Broszat: Ich finde es schon bemerkenswert, wie das Kultusministerium sich an diesem Stadtstaat, in dem es Vielgliedrigkeit gar nicht gibt, orientieren will. Bayern, Spitzenreiter in allen Ländervergleichen, dagegen ist ein Flächenland mit entsprechend viel Migranten wie Baden-Württemberg.
Ich plädiere ausdrücklich dafür, dass man sich realistisch und pragmatisch an erfolgreichen Ländern orientiert, die von der Struktur vergleichbar sind. Wir legen im Moment millionenschwere Programme auf, Bildungspolitiker reisen nach Kanada und sonst wohin, anstatt pragmatisch ein Modell wieder einzuführen, das sich schon bewährt hat.

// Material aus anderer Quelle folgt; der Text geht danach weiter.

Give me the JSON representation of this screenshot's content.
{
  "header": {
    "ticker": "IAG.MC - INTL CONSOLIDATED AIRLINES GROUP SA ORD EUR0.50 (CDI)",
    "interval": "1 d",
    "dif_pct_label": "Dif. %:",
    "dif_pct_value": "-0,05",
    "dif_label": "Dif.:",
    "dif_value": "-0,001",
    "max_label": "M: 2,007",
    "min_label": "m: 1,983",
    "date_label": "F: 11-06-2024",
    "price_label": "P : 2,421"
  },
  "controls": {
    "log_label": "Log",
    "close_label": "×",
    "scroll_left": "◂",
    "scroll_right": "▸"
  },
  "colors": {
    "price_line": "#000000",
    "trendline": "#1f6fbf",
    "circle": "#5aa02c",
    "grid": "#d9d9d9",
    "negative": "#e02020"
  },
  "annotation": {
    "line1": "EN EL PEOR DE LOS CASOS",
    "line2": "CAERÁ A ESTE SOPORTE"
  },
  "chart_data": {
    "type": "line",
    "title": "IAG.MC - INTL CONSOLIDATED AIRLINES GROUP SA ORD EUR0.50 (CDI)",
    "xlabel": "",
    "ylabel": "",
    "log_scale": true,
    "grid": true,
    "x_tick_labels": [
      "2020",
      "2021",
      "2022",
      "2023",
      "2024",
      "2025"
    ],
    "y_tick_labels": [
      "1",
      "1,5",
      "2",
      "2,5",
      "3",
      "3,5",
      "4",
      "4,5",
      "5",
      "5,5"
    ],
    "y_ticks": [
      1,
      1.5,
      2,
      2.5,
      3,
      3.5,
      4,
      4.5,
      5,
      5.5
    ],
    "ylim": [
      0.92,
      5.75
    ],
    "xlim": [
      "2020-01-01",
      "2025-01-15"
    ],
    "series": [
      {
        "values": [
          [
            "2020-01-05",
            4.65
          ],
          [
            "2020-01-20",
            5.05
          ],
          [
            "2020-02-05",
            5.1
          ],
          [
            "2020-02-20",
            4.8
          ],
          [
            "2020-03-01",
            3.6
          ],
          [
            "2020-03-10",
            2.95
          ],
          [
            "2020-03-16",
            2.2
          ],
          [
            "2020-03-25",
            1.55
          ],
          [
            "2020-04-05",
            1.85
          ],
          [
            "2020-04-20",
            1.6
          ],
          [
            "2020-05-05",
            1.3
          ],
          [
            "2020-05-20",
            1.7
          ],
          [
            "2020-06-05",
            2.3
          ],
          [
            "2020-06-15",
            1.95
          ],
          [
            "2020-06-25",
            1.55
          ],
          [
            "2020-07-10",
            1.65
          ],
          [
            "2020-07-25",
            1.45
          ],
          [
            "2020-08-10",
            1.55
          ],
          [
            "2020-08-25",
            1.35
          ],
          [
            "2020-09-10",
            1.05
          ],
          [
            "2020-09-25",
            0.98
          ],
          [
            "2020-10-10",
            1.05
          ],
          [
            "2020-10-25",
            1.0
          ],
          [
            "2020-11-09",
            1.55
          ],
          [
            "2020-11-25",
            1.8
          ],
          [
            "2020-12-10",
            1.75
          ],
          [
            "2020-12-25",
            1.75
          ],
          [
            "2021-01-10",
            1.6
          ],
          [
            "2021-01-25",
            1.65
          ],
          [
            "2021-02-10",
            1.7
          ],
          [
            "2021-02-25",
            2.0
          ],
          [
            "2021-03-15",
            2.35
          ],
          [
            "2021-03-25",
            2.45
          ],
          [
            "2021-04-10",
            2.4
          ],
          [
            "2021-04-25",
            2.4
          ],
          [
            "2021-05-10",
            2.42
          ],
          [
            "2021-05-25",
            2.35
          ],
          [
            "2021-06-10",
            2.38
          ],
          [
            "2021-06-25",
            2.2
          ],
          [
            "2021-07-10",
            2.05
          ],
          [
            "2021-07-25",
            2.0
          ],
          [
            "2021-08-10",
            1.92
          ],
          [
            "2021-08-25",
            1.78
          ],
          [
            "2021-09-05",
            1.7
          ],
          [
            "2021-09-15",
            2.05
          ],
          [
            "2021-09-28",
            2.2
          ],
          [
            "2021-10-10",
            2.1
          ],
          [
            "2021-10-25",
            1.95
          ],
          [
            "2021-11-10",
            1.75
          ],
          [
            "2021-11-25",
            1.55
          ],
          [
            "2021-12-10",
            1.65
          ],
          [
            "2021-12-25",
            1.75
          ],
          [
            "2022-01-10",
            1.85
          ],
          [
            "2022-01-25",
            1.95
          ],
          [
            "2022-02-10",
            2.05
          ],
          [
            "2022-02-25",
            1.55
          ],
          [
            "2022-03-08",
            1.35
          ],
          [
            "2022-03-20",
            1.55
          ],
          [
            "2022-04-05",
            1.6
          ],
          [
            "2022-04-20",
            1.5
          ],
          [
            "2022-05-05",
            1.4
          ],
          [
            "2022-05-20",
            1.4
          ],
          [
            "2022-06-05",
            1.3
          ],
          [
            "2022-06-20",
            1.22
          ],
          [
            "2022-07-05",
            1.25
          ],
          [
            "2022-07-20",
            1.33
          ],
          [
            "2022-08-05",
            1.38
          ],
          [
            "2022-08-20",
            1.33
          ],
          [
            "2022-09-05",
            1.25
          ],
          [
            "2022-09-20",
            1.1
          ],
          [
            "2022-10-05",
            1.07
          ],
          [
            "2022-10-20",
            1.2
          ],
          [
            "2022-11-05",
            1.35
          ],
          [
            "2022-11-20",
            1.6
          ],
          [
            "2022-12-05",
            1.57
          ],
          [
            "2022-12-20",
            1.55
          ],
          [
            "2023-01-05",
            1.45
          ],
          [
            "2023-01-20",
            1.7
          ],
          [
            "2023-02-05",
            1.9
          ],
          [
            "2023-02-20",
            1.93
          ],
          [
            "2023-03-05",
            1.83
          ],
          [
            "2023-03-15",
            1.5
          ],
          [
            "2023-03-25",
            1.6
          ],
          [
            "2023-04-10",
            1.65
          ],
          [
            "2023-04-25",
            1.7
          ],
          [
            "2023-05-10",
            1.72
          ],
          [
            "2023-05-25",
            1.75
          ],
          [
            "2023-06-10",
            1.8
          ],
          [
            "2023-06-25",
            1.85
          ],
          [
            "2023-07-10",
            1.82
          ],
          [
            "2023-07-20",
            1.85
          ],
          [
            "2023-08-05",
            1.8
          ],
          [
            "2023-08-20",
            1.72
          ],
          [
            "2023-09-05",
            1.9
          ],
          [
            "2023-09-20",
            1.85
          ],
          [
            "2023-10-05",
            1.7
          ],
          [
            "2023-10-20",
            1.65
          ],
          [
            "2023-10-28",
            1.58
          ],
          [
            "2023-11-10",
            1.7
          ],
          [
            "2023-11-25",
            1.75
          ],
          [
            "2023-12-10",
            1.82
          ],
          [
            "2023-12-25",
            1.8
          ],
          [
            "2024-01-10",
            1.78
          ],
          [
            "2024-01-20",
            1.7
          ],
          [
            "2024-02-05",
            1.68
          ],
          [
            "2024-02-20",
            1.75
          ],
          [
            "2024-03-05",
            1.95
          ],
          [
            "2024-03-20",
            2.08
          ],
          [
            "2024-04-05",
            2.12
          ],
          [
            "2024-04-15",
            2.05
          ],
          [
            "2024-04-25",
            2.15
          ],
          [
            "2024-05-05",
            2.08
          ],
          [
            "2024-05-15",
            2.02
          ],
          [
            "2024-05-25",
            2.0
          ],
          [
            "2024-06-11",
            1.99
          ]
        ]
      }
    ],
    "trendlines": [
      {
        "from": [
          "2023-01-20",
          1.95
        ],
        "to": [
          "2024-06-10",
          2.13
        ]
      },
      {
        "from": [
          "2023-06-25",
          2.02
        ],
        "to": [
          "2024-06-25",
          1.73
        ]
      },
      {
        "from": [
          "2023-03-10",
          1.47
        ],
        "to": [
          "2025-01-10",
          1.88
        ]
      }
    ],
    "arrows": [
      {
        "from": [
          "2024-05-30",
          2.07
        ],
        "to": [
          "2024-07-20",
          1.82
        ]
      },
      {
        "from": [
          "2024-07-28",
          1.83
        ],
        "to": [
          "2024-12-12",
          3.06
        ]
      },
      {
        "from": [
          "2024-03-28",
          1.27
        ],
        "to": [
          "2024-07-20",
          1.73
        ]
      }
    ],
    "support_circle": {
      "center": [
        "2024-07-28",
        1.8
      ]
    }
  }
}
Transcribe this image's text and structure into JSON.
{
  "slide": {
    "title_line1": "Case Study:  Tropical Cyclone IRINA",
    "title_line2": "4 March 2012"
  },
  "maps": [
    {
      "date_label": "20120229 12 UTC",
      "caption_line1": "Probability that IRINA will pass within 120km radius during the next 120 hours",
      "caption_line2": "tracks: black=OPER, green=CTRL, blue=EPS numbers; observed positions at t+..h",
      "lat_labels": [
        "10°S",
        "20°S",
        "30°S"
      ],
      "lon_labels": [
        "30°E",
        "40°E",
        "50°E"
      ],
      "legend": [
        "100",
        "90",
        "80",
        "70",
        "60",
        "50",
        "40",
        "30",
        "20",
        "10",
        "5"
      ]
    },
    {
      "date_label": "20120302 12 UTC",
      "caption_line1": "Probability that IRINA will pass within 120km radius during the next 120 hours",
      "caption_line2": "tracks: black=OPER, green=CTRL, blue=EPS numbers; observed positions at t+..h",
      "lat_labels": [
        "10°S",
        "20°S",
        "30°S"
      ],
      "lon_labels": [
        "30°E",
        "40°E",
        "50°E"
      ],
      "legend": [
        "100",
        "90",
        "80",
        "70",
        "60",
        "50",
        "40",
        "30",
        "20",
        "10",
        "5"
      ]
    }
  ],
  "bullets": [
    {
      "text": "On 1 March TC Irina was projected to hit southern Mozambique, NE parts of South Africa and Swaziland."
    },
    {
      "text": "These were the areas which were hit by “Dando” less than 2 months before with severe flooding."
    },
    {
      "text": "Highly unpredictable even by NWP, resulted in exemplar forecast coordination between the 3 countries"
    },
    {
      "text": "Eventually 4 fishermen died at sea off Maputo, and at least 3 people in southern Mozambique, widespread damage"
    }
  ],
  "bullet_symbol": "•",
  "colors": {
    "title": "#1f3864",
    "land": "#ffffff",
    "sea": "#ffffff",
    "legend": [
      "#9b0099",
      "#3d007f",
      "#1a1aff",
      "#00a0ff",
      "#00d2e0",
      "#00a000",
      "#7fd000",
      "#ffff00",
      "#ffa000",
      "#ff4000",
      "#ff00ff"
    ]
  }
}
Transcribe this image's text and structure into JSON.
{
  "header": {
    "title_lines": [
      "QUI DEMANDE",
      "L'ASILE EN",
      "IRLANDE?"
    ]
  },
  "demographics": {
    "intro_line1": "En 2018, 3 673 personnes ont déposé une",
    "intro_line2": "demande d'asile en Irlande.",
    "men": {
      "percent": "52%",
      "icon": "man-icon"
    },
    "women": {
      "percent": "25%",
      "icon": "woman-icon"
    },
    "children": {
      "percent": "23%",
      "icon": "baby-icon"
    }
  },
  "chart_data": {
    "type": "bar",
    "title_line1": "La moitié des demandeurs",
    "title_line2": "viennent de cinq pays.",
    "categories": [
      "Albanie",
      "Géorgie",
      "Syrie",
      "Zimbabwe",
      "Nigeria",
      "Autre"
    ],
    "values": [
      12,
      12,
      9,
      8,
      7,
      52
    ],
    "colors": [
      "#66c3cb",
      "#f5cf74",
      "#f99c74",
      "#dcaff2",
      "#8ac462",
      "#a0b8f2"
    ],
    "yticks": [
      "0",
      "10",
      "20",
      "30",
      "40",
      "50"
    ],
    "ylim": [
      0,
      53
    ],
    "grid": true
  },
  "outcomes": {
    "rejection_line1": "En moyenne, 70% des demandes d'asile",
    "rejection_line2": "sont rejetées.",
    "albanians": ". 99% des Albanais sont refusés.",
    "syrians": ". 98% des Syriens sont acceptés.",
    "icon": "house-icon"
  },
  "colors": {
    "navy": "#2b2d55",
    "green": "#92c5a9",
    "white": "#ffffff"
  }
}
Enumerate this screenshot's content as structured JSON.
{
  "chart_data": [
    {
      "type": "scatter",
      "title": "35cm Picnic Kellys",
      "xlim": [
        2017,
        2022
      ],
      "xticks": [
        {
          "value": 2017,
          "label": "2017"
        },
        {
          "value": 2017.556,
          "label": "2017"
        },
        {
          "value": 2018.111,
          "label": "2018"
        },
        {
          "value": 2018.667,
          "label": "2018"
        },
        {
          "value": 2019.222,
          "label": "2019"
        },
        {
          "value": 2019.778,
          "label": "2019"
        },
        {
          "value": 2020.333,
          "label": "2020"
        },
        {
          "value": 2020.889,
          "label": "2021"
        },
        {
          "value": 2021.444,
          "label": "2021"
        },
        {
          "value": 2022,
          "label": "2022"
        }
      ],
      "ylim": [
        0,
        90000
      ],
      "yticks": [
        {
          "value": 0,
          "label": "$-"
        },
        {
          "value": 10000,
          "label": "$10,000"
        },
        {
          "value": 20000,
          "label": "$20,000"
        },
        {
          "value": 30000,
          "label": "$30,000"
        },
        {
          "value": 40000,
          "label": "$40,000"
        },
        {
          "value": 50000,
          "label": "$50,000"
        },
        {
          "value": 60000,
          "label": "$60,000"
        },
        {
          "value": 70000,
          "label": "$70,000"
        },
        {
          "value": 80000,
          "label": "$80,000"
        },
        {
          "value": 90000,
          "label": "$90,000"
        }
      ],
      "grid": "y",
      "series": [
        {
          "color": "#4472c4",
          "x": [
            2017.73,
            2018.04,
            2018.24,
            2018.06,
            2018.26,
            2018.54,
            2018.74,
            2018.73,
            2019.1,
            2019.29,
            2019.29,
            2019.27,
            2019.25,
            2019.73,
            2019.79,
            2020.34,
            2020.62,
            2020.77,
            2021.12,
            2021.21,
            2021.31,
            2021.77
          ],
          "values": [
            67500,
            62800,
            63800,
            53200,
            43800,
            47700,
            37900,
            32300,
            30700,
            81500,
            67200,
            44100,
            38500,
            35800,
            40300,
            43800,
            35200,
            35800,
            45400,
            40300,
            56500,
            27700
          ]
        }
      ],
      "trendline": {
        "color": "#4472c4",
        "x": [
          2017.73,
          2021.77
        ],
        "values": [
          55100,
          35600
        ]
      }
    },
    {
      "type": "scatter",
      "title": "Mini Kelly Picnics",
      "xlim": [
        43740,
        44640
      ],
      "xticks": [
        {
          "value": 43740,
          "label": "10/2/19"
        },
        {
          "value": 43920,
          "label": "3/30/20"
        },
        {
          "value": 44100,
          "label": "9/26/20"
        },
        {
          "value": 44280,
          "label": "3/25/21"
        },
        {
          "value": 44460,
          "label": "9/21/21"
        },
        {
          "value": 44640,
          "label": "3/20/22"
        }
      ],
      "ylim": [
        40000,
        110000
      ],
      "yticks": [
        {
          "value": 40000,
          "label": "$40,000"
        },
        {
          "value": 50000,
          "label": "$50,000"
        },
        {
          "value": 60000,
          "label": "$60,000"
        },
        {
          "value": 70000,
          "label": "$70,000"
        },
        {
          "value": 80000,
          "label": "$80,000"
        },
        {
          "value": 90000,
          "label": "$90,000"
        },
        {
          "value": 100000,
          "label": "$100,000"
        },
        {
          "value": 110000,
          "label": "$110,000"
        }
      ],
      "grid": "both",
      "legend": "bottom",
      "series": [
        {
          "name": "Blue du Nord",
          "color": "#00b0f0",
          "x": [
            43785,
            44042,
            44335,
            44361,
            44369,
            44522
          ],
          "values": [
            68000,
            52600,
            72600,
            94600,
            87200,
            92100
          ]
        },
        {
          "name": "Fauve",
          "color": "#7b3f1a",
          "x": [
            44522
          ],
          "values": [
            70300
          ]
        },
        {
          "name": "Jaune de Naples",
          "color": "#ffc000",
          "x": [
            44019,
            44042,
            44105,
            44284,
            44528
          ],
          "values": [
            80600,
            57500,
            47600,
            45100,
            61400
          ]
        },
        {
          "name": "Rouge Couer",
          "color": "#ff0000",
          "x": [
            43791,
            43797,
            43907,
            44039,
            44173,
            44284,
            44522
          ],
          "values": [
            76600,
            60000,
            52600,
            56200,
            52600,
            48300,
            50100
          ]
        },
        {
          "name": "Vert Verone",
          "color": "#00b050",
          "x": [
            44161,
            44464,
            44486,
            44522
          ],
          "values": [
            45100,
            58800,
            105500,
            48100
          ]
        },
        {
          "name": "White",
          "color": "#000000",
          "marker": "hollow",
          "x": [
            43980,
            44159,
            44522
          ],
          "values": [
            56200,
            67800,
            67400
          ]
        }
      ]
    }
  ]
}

Was könnte man von Bayern lernen?
Broszat: Bayerns Schulsystem hat dank verbindlicher Grundschulempfehlung eine stabile Mitte. Die berufliche Bildung hat neben der akademischen Bildung einen hohen Stellenwert. Das ist eine Investition in die Zukunft gegen den eklatanten Fachkräftemangel! Von Bayern kann man einen pragmatischen Ansatz lernen, wie man im bestehenden Schulsystem, kostengünstig eine bestmögliche Förderung hinbekommt. Die multiprofessionellen Teams von denen Sie sprechen, Herr Pannwitz, sind ja toll, aber auch dafür braucht das Land Fachkräfte, die es nicht hat. Man muss doch realistisch an die Sache rangehen!
Pannwitz: Im Gegenteil: Wer jetzt die Grundschulempfehlung zurück will, verschließt die Augen vor der Realität. Wenn wir so viel Veränderung in der Gesellschaft haben, einen so hohen Migrationsanteil, muss ich doch als Pädagoge darauf reagieren. Mit der verbindlichen Grundschulempfehlung schaffe ich mir, böse gesagt, die Kinder vom Hals, die ein bisschen anders ticken. Lernen Sie doch, mit dieser Vielfalt umzugehen.
Broszat: Und genau das tut man, indem man unterschiedlichen Kindern eine Vielfalt von Schulen mit entsprechender Durchlässigkeit bietet, die sie entlang ihrer Leistungsmöglichkeiten und Begabungen optimal fördern. Das würde Kindern, Eltern und Lehrkräften das Schulleben deutlich erleichtern!